Die Biografie schildert, wie er wurde, was er ist: einer der besten und bekanntesten deutschsprachigen Schauspieler, ein vielbeschäftigter Workaholic auf Bühnen ebenso wie beim Film, ein aussergewöhnlicher Künstler, der sich selber eigentlich nur über seinen Beruf definieren kann.
Egal, was oder wen Hochmair spielt, da ist immer auch ein gehöriges Stück Hochmair zu sehen und zu spüren, seien es nun Identifikationsfiguren wie Werther und Jedermann oder abstossende Charaktere wie Reinhard Heydrich in «Wannseekonferenz», bei dem man als Zuschauer den inneren Kampf des Schauspielers mit dem absolut Bösen mitzuerleben scheint.

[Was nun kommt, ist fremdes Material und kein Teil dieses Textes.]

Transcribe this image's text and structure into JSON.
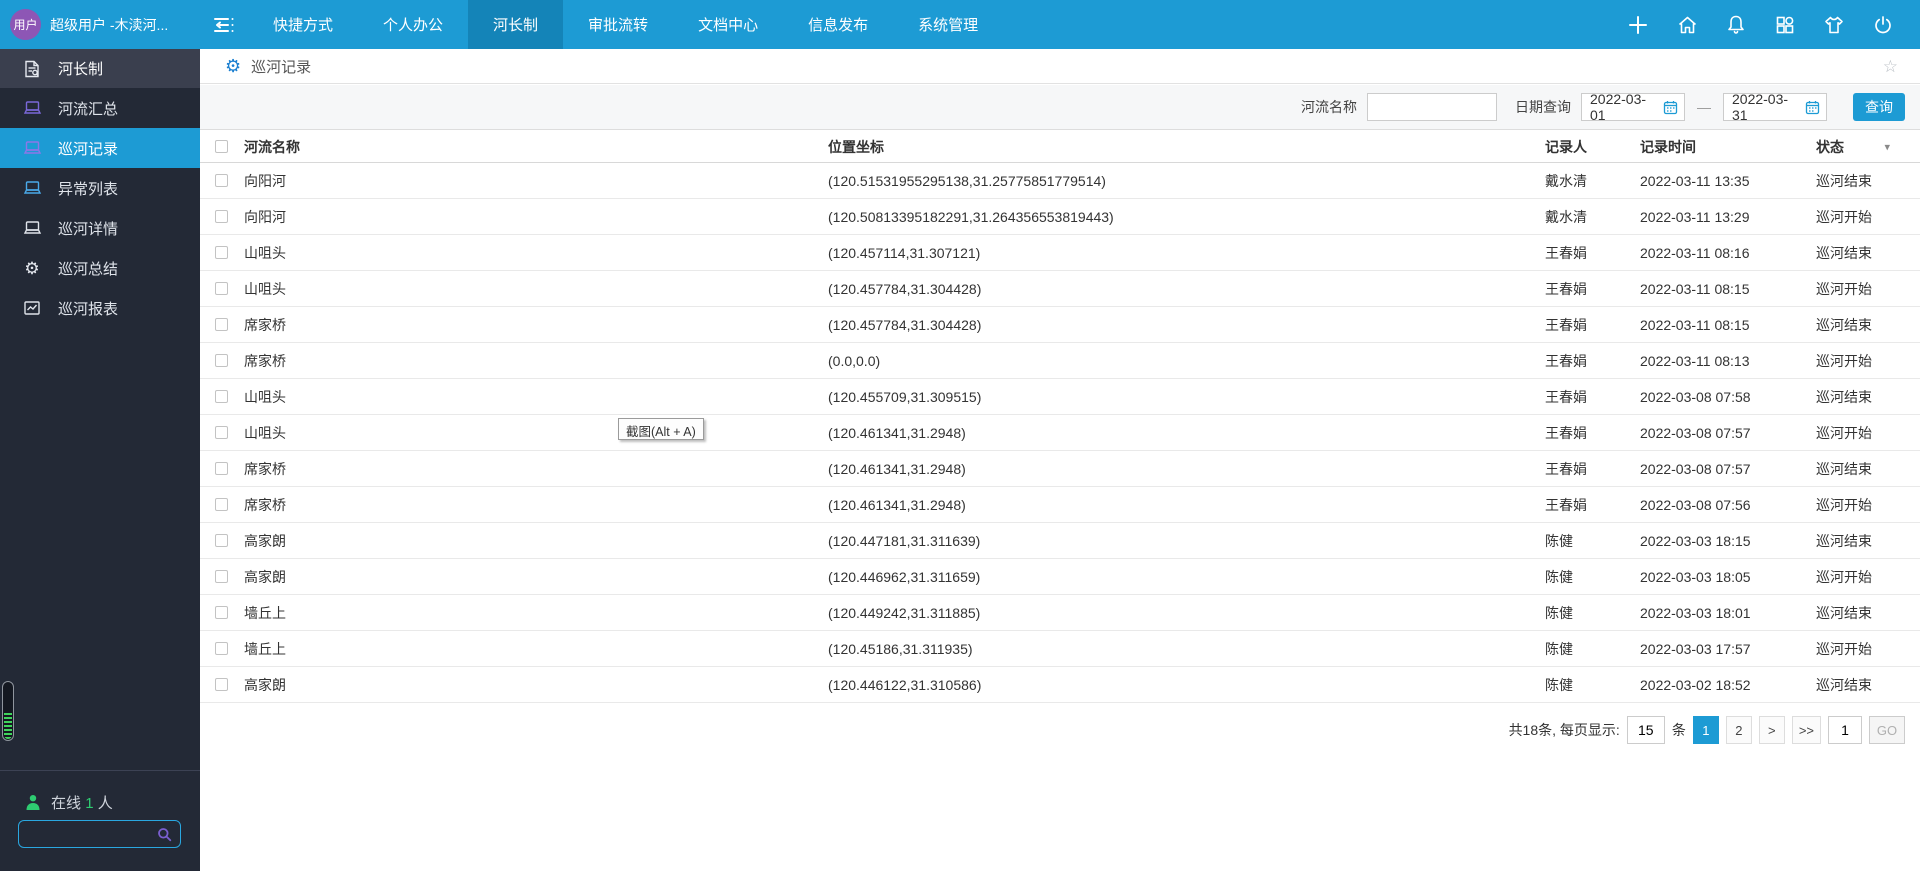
{
  "colors": {
    "accent_blue": "#1d9bd4",
    "active_tab": "#1484b8",
    "avatar_purple": "#8d56b5",
    "sidebar_bg": "#232936",
    "online_green": "#2ecc71",
    "icon_purple": "#7a68d8"
  },
  "topbar": {
    "user_badge": "用户",
    "username": "超级用户 -木渎河...",
    "tabs": [
      {
        "label": "快捷方式"
      },
      {
        "label": "个人办公"
      },
      {
        "label": "河长制",
        "active": true
      },
      {
        "label": "审批流转"
      },
      {
        "label": "文档中心"
      },
      {
        "label": "信息发布"
      },
      {
        "label": "系统管理"
      }
    ],
    "icons": [
      "menu-collapse-icon",
      "plus-icon",
      "home-icon",
      "bell-icon",
      "apps-icon",
      "theme-shirt-icon",
      "power-icon"
    ]
  },
  "sidebar": {
    "header": {
      "label": "河长制",
      "icon": "document-search-icon"
    },
    "items": [
      {
        "label": "河流汇总",
        "icon": "laptop-icon"
      },
      {
        "label": "巡河记录",
        "icon": "laptop-icon",
        "active": true
      },
      {
        "label": "异常列表",
        "icon": "laptop-icon"
      },
      {
        "label": "巡河详情",
        "icon": "laptop-icon"
      },
      {
        "label": "巡河总结",
        "icon": "gear-icon"
      },
      {
        "label": "巡河报表",
        "icon": "report-icon"
      }
    ],
    "online": {
      "prefix": "在线",
      "count": "1",
      "suffix": "人",
      "icon": "person-icon"
    },
    "search": {
      "value": "",
      "icon": "search-icon"
    }
  },
  "breadcrumb": {
    "title": "巡河记录",
    "gear": "settings-gear-icon",
    "star": "☆"
  },
  "filters": {
    "river_name_label": "河流名称",
    "river_name_value": "",
    "date_label": "日期查询",
    "date_from": "2022-03-01",
    "date_to": "2022-03-31",
    "separator": "—",
    "search_button": "查询"
  },
  "table": {
    "columns": {
      "name": "河流名称",
      "coords": "位置坐标",
      "recorder": "记录人",
      "time": "记录时间",
      "status": "状态"
    },
    "sort_caret": "▾",
    "rows": [
      {
        "name": "向阳河",
        "coords": "(120.51531955295138,31.25775851779514)",
        "recorder": "戴水清",
        "time": "2022-03-11 13:35",
        "status": "巡河结束"
      },
      {
        "name": "向阳河",
        "coords": "(120.50813395182291,31.264356553819443)",
        "recorder": "戴水清",
        "time": "2022-03-11 13:29",
        "status": "巡河开始"
      },
      {
        "name": "山咀头",
        "coords": "(120.457114,31.307121)",
        "recorder": "王春娟",
        "time": "2022-03-11 08:16",
        "status": "巡河结束"
      },
      {
        "name": "山咀头",
        "coords": "(120.457784,31.304428)",
        "recorder": "王春娟",
        "time": "2022-03-11 08:15",
        "status": "巡河开始"
      },
      {
        "name": "席家桥",
        "coords": "(120.457784,31.304428)",
        "recorder": "王春娟",
        "time": "2022-03-11 08:15",
        "status": "巡河结束"
      },
      {
        "name": "席家桥",
        "coords": "(0.0,0.0)",
        "recorder": "王春娟",
        "time": "2022-03-11 08:13",
        "status": "巡河开始"
      },
      {
        "name": "山咀头",
        "coords": "(120.455709,31.309515)",
        "recorder": "王春娟",
        "time": "2022-03-08 07:58",
        "status": "巡河结束"
      },
      {
        "name": "山咀头",
        "coords": "(120.461341,31.2948)",
        "recorder": "王春娟",
        "time": "2022-03-08 07:57",
        "status": "巡河开始"
      },
      {
        "name": "席家桥",
        "coords": "(120.461341,31.2948)",
        "recorder": "王春娟",
        "time": "2022-03-08 07:57",
        "status": "巡河结束"
      },
      {
        "name": "席家桥",
        "coords": "(120.461341,31.2948)",
        "recorder": "王春娟",
        "time": "2022-03-08 07:56",
        "status": "巡河开始"
      },
      {
        "name": "高家朗",
        "coords": "(120.447181,31.311639)",
        "recorder": "陈健",
        "time": "2022-03-03 18:15",
        "status": "巡河结束"
      },
      {
        "name": "高家朗",
        "coords": "(120.446962,31.311659)",
        "recorder": "陈健",
        "time": "2022-03-03 18:05",
        "status": "巡河开始"
      },
      {
        "name": "墙丘上",
        "coords": "(120.449242,31.311885)",
        "recorder": "陈健",
        "time": "2022-03-03 18:01",
        "status": "巡河结束"
      },
      {
        "name": "墙丘上",
        "coords": "(120.45186,31.311935)",
        "recorder": "陈健",
        "time": "2022-03-03 17:57",
        "status": "巡河开始"
      },
      {
        "name": "高家朗",
        "coords": "(120.446122,31.310586)",
        "recorder": "陈健",
        "time": "2022-03-02 18:52",
        "status": "巡河结束"
      }
    ]
  },
  "tooltip": {
    "text": "截图(Alt + A)"
  },
  "pagination": {
    "summary": "共18条, 每页显示:",
    "page_size": "15",
    "unit": "条",
    "page1": "1",
    "page2": "2",
    "next": ">",
    "last": ">>",
    "goto_value": "1",
    "go_label": "GO"
  }
}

Es sind die Herausforderungen, die Hochmair im Schauspiel sucht – und auch meist findet. «Quecksilbriger Luftgeist» nennt seine Biografin ihn und trifft das Phänomen gut. Hochmairs künstlerisches Ziel in eigenen Worten: «Dass eine normale (Situation) umkippt in ungebremste Energie, in eine Anarchie. Es geht mir um eine Entfesselung.» Das aber gelinge ihm vor allem in den Soloprojekten. Als «Zeremonienmeister» könne er sich ganz auf das eigene Spiel konzentrieren und müsse sich nicht auf andere abstimmen. So machte er Schiller und Kafka allein und auch «Jedermann reloaded», in dem er alle Rollen, kombiniert mit einem irren Sound, selber spielt, auf dass daraus ein weltstürzendes Gesamtkunstwerk werde.
Gegen Konventionen
Als Schüler von Klaus Maria Brandauer musste sich Philipp Hochmair zunächst in die Ensemblepflicht nehmen lassen, er war engagiert am Wiener Burgtheater und am Hamburger Thalia. Doch mehr und mehr stellte sich heraus, dass die Unterordnung nicht sein Ding ist. Er scherte aus, kreierte eigene Abende, löste sich von Konventionen, wurde zum «Kunstsoldaten» mit eigenem Kulturkampfauftrag. Vielleicht ist der Jedermann, mit dem sich Philipp Hochmair seit 2013 intensiv beschäftigt, so etwas wie ein Spiegelbild seiner selbst: ein Suchender, der über die Stränge schlägt, der nie ankommt am Ziel, der ringt um sein intaktes Seelenleben, der in sich kehrt, um ein Stückchen Frieden zu finden.
Dieser Schnipsel Glück aber bleibt auch in der Biografie, die Fakten mit Gesprächen mischt und behutsam die Person umkreist, ein Geheimnis. So nackt Hochmair seine Figuren und sich selbst auf der Bühne zeigt, so rätselhaft bleibt der Impuls, der ihn bis zum Exzess treibt.
Gerade ist er in Salzburg wieder «Jedermann» – und mithin der Star der Festspiele. Er scheint den Ruhm zu geniessen, geht geduldig auf Empfänge, lässt sich herumreichen und trägt meist dabei ein T-Shirt mit dem Cover seines Buches «Hochmeier, wo bist du?». Im Buch beantwortet er die Frage: «Jetzt bin ich irgendwo angekommen, weiss aber nicht genau, wo. Es gibt jetzt auch ein Vorher und ein Nachher, also eine Zeit vor dem Auftritt und ein Leben danach.»
Katharina von der Leyen, Philipp Hochmair: Hochmair, wo bist du? Brandstätter-Verlag, Wien 2025. 250 Seiten, Fr. 38.90.